Lithium Trichloropalladate

LiPdCl3

[22587-92-4]  · Cl3LiPd  · Lithium Trichloropalladate  · (MW 219.71)

(catalyst for alkylation and arylation of alkenes by organomercurials;1-12 catalyst for heteroannulation reactions;13-16 catalyst for coupling of organometallics with aryl and alkyl halides17-20)

Solubility: prepared and used in acetonitrile; THF, DMSO, HMPA, H2O have been used as solvent additives in reactions.

Preparative Methods: usually prepared as a solution in acetonitrile by stirring anhydrous Palladium(II) Chloride with a small excess of anhydrous Lithium Chloride overnight at rt,1 or by refluxing for 30-60 min.5-8 Obviously, this reagent exists as a complex with the solvent.

Handling, Storage, and Precautions: the solution of LiPdCl3 in acetonitrile is usually used immediately after preparation.
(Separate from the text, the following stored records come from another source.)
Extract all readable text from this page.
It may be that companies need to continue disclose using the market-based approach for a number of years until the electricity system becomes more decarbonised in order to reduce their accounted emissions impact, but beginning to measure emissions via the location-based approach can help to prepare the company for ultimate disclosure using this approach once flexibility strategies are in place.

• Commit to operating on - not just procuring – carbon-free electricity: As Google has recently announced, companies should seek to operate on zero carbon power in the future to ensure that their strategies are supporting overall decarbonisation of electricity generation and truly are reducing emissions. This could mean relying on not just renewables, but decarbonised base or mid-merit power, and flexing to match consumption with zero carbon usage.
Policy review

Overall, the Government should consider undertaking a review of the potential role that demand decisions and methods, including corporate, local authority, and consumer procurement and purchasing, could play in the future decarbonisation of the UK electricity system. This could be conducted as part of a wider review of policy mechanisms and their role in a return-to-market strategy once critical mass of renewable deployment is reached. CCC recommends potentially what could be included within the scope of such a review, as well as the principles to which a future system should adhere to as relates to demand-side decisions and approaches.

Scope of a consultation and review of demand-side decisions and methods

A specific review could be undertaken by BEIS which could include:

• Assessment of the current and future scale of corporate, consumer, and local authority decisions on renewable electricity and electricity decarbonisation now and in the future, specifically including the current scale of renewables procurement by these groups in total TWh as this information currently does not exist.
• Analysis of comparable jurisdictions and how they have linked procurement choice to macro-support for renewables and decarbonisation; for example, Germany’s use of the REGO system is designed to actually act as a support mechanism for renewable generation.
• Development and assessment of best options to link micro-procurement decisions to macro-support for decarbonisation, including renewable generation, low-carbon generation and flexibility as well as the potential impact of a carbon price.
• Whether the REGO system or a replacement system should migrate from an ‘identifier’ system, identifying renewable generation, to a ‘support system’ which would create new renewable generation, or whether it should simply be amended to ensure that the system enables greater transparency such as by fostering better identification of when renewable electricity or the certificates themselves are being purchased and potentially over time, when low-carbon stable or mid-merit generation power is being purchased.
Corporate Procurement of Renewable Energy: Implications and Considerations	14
No data are available for the toxicity of this compound.

Arylation and Alkylation of Alkenes with Organomercurials.

Organomercury compounds react with LiPdCl3 (see also Dilithium Tetrachloropalladate(II)) to give organopalladium compounds that undergo the alkene insertion-elimination process to give aryl(alkenyl)-substituted alkenes (eq 1).1 This reaction is sometimes called the Heck reaction.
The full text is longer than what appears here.